GABA Antagonist to Improve Reversal of Anesthesia With High-density EEG Surveillance

Colonoscopy Clinical Trial

Official title:

GABA Antagonist to Improve Reversal of Anesthesia: a Double Blind Study With High-density EEG Surveillance

Clinical Trial Details — Status: Recruiting

Administrative data

• NCT number: NCT04329585
• Other study ID #: 201911072MIND
• Status: Recruiting
• Phase: N/A
• Start date: March 25, 2020
• Est. completion date: March 31, 2022

Study information

• Verified date: March 2020
• Source: National Taiwan University Hospital
• Contact: Ying-Tzu Li, MD
• Phone: 00886919086631
• Email: B94401037[@]ntu.edu.tw
• Is FDA regulated: No
• Study type: Interventional

Clinical Trial Summary

For recent years, patients are more likely to accept sedation during endoscopic examination due to better quality and experience. Modest anesthetic state for different kind of procedure is important, but it is also not easy to maintain in the same state all the time. Thus, to prevent awareness during the procedure, monitoring the brain state is an important issue. Traditionally, anesthesiologists assess patients' brain state from heart rate, blood pressure and muscle tone. All these vital signs are indirect hint for the real brain state. Thus, electroencephalogram(EEG) was considered to be potential tool to directly monitor our brain during anesthesia. In 1937, EEG study was started in anesthetic patients. Until 1994, Bispectral Index, the first commercialized processed EEG monitor, was published for intra-operative brain state assessment. To perform EEG study on a surgical patient is not easy due to the complex circuits and lots of interrupts during the procedure. This might be the reason why most of the EEG studies under anesthesia are collecting from healthy volunteers. It takes longer preparation, better team cooperation, and support from hospital to start this study in endoscopy room.

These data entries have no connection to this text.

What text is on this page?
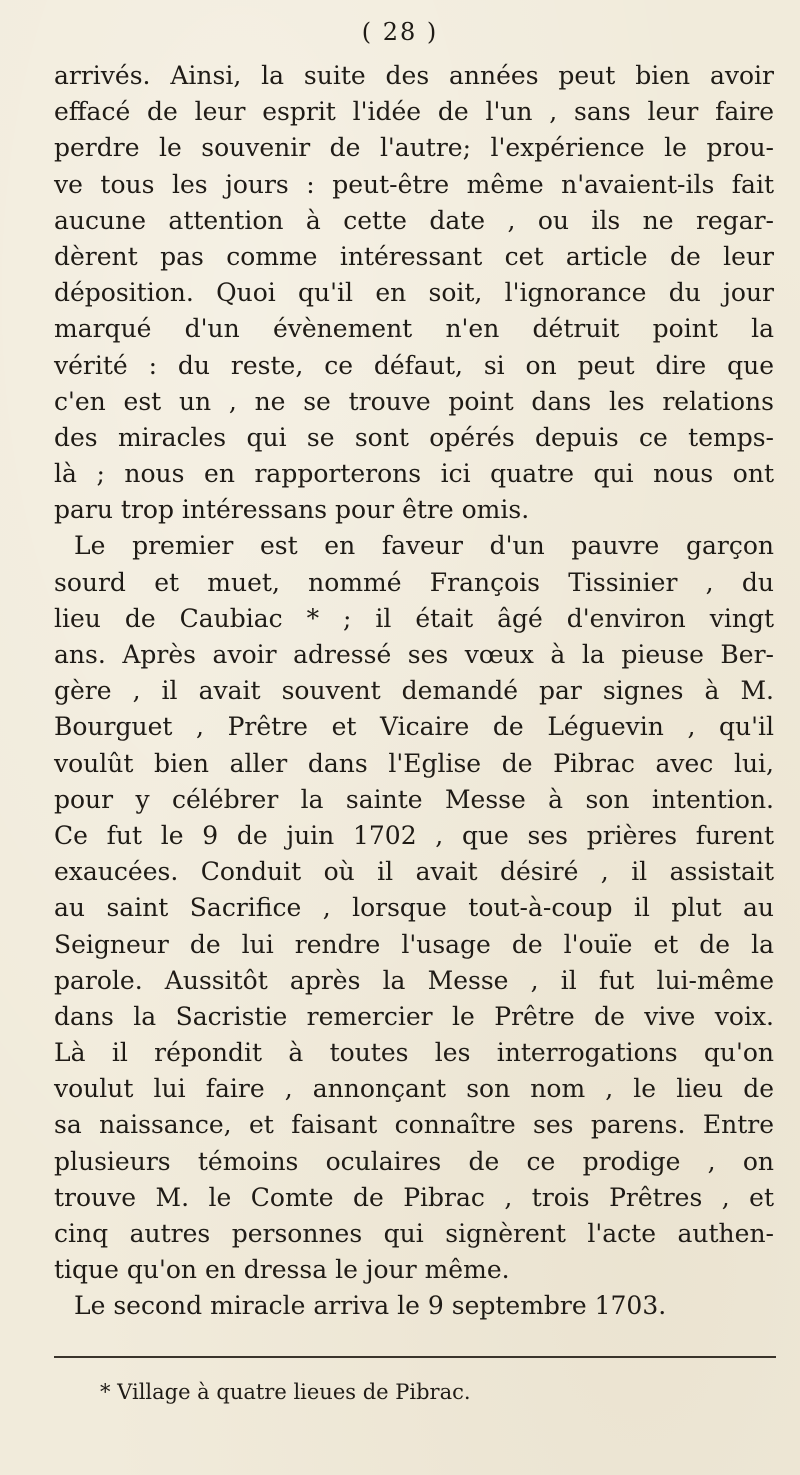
( 28 )
arrivés. Ainsi, la suite des années peut bien avoir
effacé de leur esprit l'idée de l'un , sans leur faire
perdre le souvenir de l'autre; l'expérience le prou-
ve tous les jours : peut-être même n'avaient-ils fait
aucune attention à cette date , ou ils ne regar-
dèrent pas comme intéressant cet article de leur
déposition. Quoi qu'il en soit, l'ignorance du jour
marqué d'un évènement n'en détruit point la
vérité : du reste, ce défaut, si on peut dire que
c'en est un , ne se trouve point dans les relations
des miracles qui se sont opérés depuis ce temps-
là ; nous en rapporterons ici quatre qui nous ont
paru trop intéressans pour être omis.
Le premier est en faveur d'un pauvre garçon
sourd et muet, nommé François Tissinier , du
lieu de Caubiac * ; il était âgé d'environ vingt
ans. Après avoir adressé ses vœux à la pieuse Ber-
gère , il avait souvent demandé par signes à M.
Bourguet , Prêtre et Vicaire de Léguevin , qu'il
voulût bien aller dans l'Eglise de Pibrac avec lui,
pour y célébrer la sainte Messe à son intention.
Ce fut le 9 de juin 1702 , que ses prières furent
exaucées. Conduit où il avait désiré , il assistait
au saint Sacrifice , lorsque tout-à-coup il plut au
Seigneur de lui rendre l'usage de l'ouïe et de la
parole. Aussitôt après la Messe , il fut lui-même
dans la Sacristie remercier le Prêtre de vive voix.
Là il répondit à toutes les interrogations qu'on
voulut lui faire , annonçant son nom , le lieu de
sa naissance, et faisant connaître ses parens. Entre
plusieurs témoins oculaires de ce prodige , on
trouve M. le Comte de Pibrac , trois Prêtres , et
cinq autres personnes qui signèrent l'acte authen-
tique qu'on en dressa le jour même.
Le second miracle arriva le 9 septembre 1703.
* Village à quatre lieues de Pibrac.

The investigators would like to start from a preliminary study, 5 patients in each groups, and collect the EEG during peri-endoscopic period. The sedation steps follow the routine protocol of our practice. Flumazenil and placebo are given to the groups separately on the end of the examination. From this study, further understanding of human brain during sedation especially in such short periods is expected. And furthermore, to give safer and more comfortable anesthetic experience for the patients.

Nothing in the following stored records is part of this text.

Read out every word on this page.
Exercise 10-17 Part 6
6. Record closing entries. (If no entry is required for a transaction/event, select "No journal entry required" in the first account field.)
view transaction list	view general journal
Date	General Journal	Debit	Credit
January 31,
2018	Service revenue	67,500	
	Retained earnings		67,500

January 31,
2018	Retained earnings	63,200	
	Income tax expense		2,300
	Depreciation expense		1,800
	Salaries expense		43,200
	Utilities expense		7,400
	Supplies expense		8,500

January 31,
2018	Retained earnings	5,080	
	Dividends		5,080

Recruitment information / eligibility

• Status: Recruiting
• Enrollment: 60
• Est. completion date: March 31, 2022
• Est. primary completion date: March 31, 2021
• Accepts healthy volunteers: No
• Gender: All
• Age group: 20 Years to 65 Years

Eligibility

Inclusion Criteria:

• ASA I or II

• plan to do colonoscopy

Exclusion Criteria:

• existed CNS disease or injuries

• known allergy to propofol, midazolam or alfentanil

Related Conditions & MeSH terms

• Colonoscopy
• Moderate Sedation

Intervention

Drug:
• flumazenil
EEG is observed in both groups to compare the difference between two groups.
• Placebos
Placebo is the normal saline, which is given in the controlled group.

Locations

Country	Name	City	State
Taiwan	National Taiwan University Cancer Center	Taipei
Taiwan	National Taiwan University Hospital	Taipei

Sponsors (1)

Lead Sponsor	Collaborator
National Taiwan University Hospital

Country where clinical trial is conducted

Taiwan, 

Outcome

Type	Measure	Description	Time frame	Safety issue
Primary	The characteristic differences in EEG	Whether the reversal of GABA antagonist is able to make EEG recover to the awake status.	Start from the colonoscopy to 30 minutes after the end of colonoscopy.